Le Tribunal a admis qu’il y avait en l’espèce concurrence déloyale par Jurovi du fait d’une reprise de l’architecture du site ma-bimbo.com. Tout en reconnaissant que certaines fonctionnalités sont inhérentes à ce type de jeu, les juges ont donné raison à la société requérante selon qui, les onglets du menu de sa page d’accueil ont été imités « sans complexe » par la société Jurovi, pareillement pour nombre de fonctionnalités et d’intitulés tels que« le bar des filles » ou le « coin des mecs ».

Les décisions se rapportant à des condamnations de sites internet pour ressemblance ne sont pas nombreuses. Toutefois un jugement du TGI de Paris a sanctionné un site Internet pour parasitisme en retenant que « si la démonstration de la copie du site Internet ne suffit pas à caractériser la contrefaçon, elle établit, en revanche, l’appropriation du travail d’autrui  ». Dans ce jugement il était en effet établi que certaines pages de parole-experts.com « sont formellement et fondamentalement identiques » (TGI Paris, 3 e ch., sect. 4, 28 mai 2009, Jérôme S. / Association Lexeek).

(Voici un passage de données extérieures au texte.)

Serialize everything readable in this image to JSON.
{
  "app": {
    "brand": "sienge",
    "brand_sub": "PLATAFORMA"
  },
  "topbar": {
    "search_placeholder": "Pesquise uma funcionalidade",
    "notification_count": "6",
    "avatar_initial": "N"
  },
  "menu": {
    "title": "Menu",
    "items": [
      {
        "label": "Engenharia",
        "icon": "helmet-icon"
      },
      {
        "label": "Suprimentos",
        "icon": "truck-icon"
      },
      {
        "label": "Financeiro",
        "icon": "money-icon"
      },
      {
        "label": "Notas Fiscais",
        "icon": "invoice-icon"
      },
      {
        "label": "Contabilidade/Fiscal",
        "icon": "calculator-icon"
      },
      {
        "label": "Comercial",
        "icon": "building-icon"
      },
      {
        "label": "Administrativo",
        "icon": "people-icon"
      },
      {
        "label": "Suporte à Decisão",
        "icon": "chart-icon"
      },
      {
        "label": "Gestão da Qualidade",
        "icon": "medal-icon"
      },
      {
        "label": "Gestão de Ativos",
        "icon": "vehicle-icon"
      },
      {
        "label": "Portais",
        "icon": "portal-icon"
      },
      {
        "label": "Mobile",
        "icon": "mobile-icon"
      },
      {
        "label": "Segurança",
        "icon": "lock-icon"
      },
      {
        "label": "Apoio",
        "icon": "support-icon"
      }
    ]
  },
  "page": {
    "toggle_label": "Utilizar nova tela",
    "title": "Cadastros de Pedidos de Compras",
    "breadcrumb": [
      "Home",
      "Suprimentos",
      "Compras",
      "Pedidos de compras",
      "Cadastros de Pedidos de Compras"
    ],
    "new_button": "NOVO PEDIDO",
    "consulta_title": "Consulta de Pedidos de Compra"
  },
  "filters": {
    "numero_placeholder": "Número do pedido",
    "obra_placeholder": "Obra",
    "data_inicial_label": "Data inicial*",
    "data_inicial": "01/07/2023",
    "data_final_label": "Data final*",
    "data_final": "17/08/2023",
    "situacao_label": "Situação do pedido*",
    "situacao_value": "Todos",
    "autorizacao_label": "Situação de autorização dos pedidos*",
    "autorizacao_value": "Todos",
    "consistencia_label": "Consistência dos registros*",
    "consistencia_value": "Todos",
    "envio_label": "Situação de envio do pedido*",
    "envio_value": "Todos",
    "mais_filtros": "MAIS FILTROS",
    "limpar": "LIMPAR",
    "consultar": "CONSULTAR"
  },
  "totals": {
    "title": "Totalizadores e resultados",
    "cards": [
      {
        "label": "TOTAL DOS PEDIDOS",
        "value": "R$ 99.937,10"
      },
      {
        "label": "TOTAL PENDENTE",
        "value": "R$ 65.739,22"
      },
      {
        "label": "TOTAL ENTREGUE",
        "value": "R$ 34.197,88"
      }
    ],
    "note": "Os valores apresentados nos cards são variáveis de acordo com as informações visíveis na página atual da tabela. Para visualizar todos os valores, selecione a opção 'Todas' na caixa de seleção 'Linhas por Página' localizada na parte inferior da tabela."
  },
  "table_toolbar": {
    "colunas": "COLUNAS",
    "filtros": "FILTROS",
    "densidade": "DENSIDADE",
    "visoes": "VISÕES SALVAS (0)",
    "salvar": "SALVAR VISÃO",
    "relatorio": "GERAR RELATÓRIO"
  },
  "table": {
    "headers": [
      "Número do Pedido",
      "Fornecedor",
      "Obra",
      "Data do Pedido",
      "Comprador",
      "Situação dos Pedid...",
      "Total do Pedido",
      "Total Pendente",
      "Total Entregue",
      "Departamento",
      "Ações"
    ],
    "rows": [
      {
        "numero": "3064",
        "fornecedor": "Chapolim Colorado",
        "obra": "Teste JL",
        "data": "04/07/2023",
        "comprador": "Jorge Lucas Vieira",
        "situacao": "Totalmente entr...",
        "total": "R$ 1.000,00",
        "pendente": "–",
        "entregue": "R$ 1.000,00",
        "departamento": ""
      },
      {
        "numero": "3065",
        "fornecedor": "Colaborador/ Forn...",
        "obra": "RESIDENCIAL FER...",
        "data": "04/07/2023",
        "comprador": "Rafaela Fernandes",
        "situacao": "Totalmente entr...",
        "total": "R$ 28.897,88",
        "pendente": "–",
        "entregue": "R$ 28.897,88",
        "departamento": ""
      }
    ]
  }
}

Un autre jugement, du Tribunal du commerce, vient nous renseigner sur les éléments de comparaison à retenir entre deux sites afin de caractériser la ressemblance fautive  : les menus, le fond de page, le mode de présentation d’une rubrique etc.. (TC 15e ch., 30 octobre 2009, Dreamnex c/ In’Exes).

Par ailleurs, le site Internet qui invoque la concurrence déloyale pour reprise de son contenu doit être à même d’apporter la preuve de l’antériorité de son existence. Il s’agit ici d’apporter la preuve de l’originalité de son site, preuve qui peut être établie par différents moyens dont le plus sûr reste celui du dépôt à l’INPI du graphisme du site web.

Par ailleurs, les juges ont eu recours en l’occurrence à des éléments extrinsèques pour retenir l’acte de concurrence déloyale par la reprise du contenu d’un site. Ils ont ainsi relevé que les associés respectifs des deux sociétés en litige se sont fréquentés par le passé et notamment qu’ils ont été scolarisés dans le même établissement et que les associés de Jurovi « n’ignoraient donc rien de l’activité de Beemoov ».

Concurrence déloyale par la reprise des conditions générales de vente

Les juges ont retenu la responsabilité de la société Jurovi sur ce fondement en constatant qu’elle « a repris certains passages en entier au site internet de la demanderesse ». La société Beemoov faisait valoir qu’elle a exposé des frais en confiant à un cabinet d’avocats le travail d’élaboration des CGV et qu’il serait donc injuste que la société Jurovi s’approprie le travail d’autrui en détournant à son profit les investissements ainsi réalisés.

De son côté la société défenderesse soutenait qu’elle a réalisé ses CGV en compilant différents modèles et qu’aucun « plagiat » ne pouvait lui être reproché. Ce qui n’a pas convaincu les juges puisqu’ils ont décidé que les « conditions générales du jeu Fashion Deez sont manifestement inspirées par celles du jeu Ma Bimbo ».

Rejet de l’action en concurrence déloyale à raison de liens hypertextes

Le TGI n’a pas retenu de concurrence déloyale en ce qui concerne l’existence d’un lien hypertexte figurant sur un blog consacré au site Ma Bimbo. Ce blog vantait les mérites d’un nouveau jeu de mode développé par Beemoov mais renvoyait grâce au lien hypertexte au site Fashion Deez appartenant à Jurovi. De la même manière, il existait sur Facebook le blog intitulé « le blog de blog-ma-bimbo » renvoyant par un lien sur le site Fashion Deez.

Pour rejeter la demande de Beemoov, les juges se contentent de relever qu’il n’est pas rapporté la preuve de ce que Jurovi fut à l’origine de ces blogs.

Existence d’une concurrence déloyale par la publicité trompeuse

Les juges ont considéré que la société Jurovi s’est rendue coupable de publicité trompeuse en ayant eu recours au slogan « Fashion Deez le premier jeu de simulation » alors que « le qualificatif de premier qui se rapporte non à une notion subjective, mais bien à un critère ayant trait soit à l’ancienneté, soit à l’audience ou à la fréquentation, doit donc être manié avec précaution, faute de quoi il serait de nature à laisser croire à l’internaute en l’existence de qualités imaginaires ». Les juges reprochent donc au site d’avoir utilisé avec légèreté le qualificatif « premier » et cela afin de mieux accaparer l’attention des internautes.